FIG. 1 is a sectional view showing a main part of a fuel injection valve (Example).

FIG. 2 is a sectional view of an electromagnetic fuel injection valve (embodiment).

FIG. 3 is a schematic diagram of a fuel supply system for a fuel injection valve (Example).

FIG. 4 is a sectional view of a valve case and a valve body showing a second fuel metering section (Example).

FIG. 5 is a sectional view of a main part of a second fuel metering section (embodiment);

FIG. 6 is an explanatory diagram of a cutting state of a shoulder surface of a flange portion (Example).

FIG. 7 is a cross-sectional view showing a main part of a fuel injection valve (prior art).

[Explanation of symbols]

 DESCRIPTION OF SYMBOLS 1 Fuel injection valve 7 Valve case 8 Valve body 10 Injection port 12 Valve seat 19 Contact part 21 Flange part 21b Shoulder surface 23 Metering surface 24 Second fuel metering unit (fuel metering unit)

──────────────────────────────────────────────────続 き Continuation of front page (72) Inventor Yukihiro Sugiura 1-1-1 Showa-cho, Kariya-shi, Aichi Japan Inside Denso Co., Ltd. (56) References JP-A-59-20562 (JP, A) (58) Investigated Field (Int.Cl. ⁷ , DB name) F02M 39/00-71/04

Claims (1)

(57) [Claims] A valve case provided with an injection port for injecting fuel, a valve seat connected to the injection port, and a contact portion capable of contacting the valve seat; A valve body for stopping injection of fuel from the injection port by contacting the portion, and injecting from the injection port between the valve case and an annular flange provided on the valve body.
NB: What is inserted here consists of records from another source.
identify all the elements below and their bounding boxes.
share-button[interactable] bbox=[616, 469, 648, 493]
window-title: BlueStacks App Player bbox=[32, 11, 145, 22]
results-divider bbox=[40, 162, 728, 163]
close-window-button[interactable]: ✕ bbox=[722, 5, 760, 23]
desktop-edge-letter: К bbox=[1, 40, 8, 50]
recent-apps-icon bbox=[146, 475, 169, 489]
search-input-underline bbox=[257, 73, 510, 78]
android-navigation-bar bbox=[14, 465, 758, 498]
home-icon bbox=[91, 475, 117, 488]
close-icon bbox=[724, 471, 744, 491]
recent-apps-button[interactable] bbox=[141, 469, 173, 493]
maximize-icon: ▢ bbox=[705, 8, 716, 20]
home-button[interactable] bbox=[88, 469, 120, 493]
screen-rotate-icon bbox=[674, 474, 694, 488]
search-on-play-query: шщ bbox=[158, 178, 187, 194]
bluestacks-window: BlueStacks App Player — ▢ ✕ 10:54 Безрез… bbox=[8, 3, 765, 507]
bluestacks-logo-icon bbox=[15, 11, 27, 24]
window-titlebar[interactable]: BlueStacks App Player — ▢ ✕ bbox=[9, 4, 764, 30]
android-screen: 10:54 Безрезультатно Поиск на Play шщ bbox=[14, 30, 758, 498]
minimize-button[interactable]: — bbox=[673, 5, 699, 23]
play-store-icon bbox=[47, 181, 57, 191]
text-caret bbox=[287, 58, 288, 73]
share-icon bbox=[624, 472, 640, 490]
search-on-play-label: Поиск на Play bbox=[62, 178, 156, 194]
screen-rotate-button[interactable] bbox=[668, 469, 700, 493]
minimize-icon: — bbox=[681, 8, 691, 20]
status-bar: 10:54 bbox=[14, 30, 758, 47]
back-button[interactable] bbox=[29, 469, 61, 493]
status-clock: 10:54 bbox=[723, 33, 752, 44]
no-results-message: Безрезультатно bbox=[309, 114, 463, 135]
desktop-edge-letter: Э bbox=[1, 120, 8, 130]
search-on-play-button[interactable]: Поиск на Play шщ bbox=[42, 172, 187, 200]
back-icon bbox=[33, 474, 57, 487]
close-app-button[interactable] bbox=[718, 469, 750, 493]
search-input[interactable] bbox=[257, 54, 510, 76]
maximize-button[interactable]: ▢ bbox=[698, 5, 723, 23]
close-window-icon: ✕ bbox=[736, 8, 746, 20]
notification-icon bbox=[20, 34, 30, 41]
In the method for manufacturing a fuel injection valve including a fuel metering unit that adjusts a fuel injection amount to be performed, the flange portion includes, at least on a part of an outer periphery, a metering surface that is inclined with respect to an axial direction of the valve body. wherein the valve body is rotated around the axis, cutting the shoulder surface of the collar portion
In this way, the passage area of the fuel metering section can be increased.
And a method for manufacturing a fuel injection valve.